She heard with listless ears, neither understanding nor interested in understanding the drift of his talk—her mind far away in the home she had left, a desolate and ruined home, as it seemed to her, now that her aunt was dead. But by-and-by the sound of a too familiar name rivetted her attention.
"Angus Hamleigh, yes! I saw his name in the visitor's book. He was here last month—gone on to Italy," said the soldier.
"You knew him?" asked the other.
"Dans le temps. I saw a good deal of him when he was about town."

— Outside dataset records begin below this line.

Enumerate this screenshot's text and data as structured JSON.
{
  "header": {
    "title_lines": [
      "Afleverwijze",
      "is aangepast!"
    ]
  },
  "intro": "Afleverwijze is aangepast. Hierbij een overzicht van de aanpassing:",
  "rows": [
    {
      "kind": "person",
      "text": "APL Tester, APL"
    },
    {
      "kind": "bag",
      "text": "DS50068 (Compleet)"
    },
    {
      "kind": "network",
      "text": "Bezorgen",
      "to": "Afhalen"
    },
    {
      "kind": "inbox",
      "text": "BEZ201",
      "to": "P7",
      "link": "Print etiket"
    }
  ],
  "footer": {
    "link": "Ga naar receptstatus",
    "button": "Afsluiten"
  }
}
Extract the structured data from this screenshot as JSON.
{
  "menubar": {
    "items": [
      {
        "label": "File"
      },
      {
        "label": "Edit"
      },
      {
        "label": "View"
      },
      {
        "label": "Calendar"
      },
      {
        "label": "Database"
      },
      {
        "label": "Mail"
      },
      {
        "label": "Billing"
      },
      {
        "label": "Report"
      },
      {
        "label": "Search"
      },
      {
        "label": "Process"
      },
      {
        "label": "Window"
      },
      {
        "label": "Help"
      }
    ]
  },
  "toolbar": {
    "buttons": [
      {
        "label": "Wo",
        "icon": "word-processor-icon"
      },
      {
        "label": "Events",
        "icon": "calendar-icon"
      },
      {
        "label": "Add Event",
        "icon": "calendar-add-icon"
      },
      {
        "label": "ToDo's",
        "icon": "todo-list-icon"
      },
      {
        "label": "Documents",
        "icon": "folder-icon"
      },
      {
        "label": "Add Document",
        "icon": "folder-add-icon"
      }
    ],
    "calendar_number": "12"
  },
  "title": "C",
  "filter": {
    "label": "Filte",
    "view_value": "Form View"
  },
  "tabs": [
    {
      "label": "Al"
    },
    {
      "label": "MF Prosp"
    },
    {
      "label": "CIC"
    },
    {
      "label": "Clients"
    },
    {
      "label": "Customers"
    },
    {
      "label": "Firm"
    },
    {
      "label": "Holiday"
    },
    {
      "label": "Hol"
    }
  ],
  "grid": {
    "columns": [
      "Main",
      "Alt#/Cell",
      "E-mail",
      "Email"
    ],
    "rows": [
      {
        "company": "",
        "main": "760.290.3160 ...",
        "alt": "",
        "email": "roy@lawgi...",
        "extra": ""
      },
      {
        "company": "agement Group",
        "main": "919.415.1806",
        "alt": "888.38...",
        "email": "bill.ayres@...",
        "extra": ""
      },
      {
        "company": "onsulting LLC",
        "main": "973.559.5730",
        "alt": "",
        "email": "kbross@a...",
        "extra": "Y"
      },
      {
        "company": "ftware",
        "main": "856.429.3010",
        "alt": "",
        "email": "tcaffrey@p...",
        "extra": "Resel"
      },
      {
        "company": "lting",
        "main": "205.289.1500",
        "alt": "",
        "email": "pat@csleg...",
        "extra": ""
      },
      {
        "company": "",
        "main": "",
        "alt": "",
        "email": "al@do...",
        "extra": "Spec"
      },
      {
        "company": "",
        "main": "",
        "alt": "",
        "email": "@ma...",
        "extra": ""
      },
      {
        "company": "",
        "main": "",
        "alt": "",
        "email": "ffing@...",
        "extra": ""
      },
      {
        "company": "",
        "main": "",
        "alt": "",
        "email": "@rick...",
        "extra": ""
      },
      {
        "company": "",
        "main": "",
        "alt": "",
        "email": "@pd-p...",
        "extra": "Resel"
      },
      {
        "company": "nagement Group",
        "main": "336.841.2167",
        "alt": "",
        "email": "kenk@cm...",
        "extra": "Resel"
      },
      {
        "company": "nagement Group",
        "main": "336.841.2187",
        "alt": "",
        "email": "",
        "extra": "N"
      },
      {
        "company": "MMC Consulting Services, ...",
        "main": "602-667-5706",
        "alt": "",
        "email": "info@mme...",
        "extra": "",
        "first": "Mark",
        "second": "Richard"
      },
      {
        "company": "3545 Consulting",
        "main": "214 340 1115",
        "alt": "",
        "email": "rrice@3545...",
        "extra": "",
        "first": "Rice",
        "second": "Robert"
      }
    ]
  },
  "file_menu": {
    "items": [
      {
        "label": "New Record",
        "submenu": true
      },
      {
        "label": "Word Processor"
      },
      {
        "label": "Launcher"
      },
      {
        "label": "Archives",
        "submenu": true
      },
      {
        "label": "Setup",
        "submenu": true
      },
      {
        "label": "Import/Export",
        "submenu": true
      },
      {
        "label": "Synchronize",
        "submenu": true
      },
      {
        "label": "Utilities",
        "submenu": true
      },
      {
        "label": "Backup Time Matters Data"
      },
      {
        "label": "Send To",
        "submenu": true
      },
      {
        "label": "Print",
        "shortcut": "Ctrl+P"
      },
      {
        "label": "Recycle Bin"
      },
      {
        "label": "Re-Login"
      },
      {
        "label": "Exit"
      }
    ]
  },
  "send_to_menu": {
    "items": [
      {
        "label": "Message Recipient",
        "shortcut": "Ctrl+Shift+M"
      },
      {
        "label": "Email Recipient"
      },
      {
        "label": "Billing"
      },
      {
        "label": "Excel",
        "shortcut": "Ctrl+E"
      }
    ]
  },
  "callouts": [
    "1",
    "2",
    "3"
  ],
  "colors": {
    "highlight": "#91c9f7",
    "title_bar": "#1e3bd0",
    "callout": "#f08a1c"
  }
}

"Went a mucker, didn't he?"
"I believe he spent a good deal of money—but he never belonged to an out-and-out fast lot. Went in for art and literature, and that kind of thing, don't you know? Garrick Club, behind the scenes at the swell theatres—Richmond and Greenwich dinners—Maidenhead—Henley—lived in a houseboat one summer, men used to go down by the last train to moonlit suppers after the play. He had some very good ideas, and carried them out on a large scale—but he never dropped money on cards, or racing—rather looked down upon the amusements of the million. By-the-by I was at rather a curious wedding just before I left London."
"Whose?"
"Little Fishky's. The Colonel came up to time, at last."
"Fishky," interrogated the civilian vaguely.
"Don't you know Fishky, alias Psyche, the name by which Stella Mayne condescended to be known by her intimate friends, during the run of 'Cupid and Psyche.' Colonel Luscomb married her last week at St. George's, and I was at the wedding."